He gave out that he was a Sydney business-man engaged on a motor holiday trip. He said he was an old friend of Mr Jeffrey Stanton, owner of Windee Station, and would visit Mr Stanton before he went on south to Broken Hill. I saw Marks only once-when I went through the hotel after hours to see that only genuine travellers were on the premises. He was thick-set, about five feet ten, brown hair andeyes, aged about fifty. He stayed at Mount Lion two days before driving off to Windee in the morning. It is only eighteen miles, and he arrived there at twelve-fifteen. He lunched with Mr Stanton, and left at half-past two to go to Broken Hill.”

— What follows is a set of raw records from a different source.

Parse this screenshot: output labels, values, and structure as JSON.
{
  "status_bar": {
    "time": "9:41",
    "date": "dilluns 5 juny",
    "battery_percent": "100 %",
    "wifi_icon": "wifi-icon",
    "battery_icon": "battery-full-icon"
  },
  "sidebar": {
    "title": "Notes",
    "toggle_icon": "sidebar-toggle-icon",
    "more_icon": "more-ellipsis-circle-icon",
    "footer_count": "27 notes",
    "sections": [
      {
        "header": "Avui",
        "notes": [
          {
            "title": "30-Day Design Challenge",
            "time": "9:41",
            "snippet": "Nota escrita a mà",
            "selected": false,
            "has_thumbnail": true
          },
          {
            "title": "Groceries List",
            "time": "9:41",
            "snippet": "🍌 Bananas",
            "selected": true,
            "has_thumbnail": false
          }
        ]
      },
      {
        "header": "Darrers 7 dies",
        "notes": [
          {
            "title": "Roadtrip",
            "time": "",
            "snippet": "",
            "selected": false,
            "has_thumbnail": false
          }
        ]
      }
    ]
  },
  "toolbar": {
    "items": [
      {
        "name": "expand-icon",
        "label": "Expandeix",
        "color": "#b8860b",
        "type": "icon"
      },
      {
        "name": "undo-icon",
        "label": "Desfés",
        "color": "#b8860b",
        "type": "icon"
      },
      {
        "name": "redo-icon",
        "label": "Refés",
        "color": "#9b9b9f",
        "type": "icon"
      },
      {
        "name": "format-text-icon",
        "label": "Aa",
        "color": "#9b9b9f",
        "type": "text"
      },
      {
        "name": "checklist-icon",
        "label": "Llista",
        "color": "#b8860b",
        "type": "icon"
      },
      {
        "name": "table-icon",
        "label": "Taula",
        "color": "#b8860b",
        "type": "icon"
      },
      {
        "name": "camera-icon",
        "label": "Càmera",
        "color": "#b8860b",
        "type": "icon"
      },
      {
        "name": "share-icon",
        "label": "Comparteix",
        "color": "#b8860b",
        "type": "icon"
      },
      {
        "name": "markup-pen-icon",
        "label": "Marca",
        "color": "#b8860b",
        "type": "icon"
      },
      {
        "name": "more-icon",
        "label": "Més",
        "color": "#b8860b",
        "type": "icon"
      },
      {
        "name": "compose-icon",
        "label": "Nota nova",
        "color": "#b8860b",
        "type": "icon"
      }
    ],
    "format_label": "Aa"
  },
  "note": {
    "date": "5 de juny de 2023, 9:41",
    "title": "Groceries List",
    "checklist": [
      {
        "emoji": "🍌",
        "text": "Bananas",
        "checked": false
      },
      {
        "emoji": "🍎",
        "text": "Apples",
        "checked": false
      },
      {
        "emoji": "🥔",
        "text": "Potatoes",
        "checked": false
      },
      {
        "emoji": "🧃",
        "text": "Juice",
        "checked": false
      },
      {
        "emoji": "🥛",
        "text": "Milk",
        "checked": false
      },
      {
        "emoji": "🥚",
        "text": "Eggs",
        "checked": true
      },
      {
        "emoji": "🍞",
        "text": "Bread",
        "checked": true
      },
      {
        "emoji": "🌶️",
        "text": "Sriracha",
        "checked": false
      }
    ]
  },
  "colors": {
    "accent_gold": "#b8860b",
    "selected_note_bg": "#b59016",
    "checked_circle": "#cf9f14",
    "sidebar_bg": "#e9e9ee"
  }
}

The uniformed man prodded his stick into the ground. “Here is Mount Lion. Here, eighteen miles south-west of thetownship, is Windee homestead. To go to Broken Hill from Windee it is unnecessary to turn back through Mount Lion. The Broken Hill track branches from the Mount Lion track two miles from the homestead, going direct south-east. The junction of the tracks is ten miles from the south boundary, and about the same distance from the east boundary, of Windee.

“Six days after Marks left the homestead his car was found four chains off the road north of the junction. It was in perfect order. There was no sign of Marks. The country all about is a maze of low sand-ridges on which grow pine trees with a sprinkling of mulga.

“I was notified by telephone and went out at once to the abandoned car. Of tracks there were none, for the ground was sandy and dry, and there’d been two windstorms since Marks was last seen. Nevertheless, I organized Mr Stanton’s men on a wide and thorough search, and took two native trackers from a small tribe camped near the homestead in an effort to pick up tracks near the car. The parties were out more than a week. The blacks could pick up no single tracks. In fact they knew, by the nature of the ground, plus the windstorms, that it was a waste of time looking for tracks.”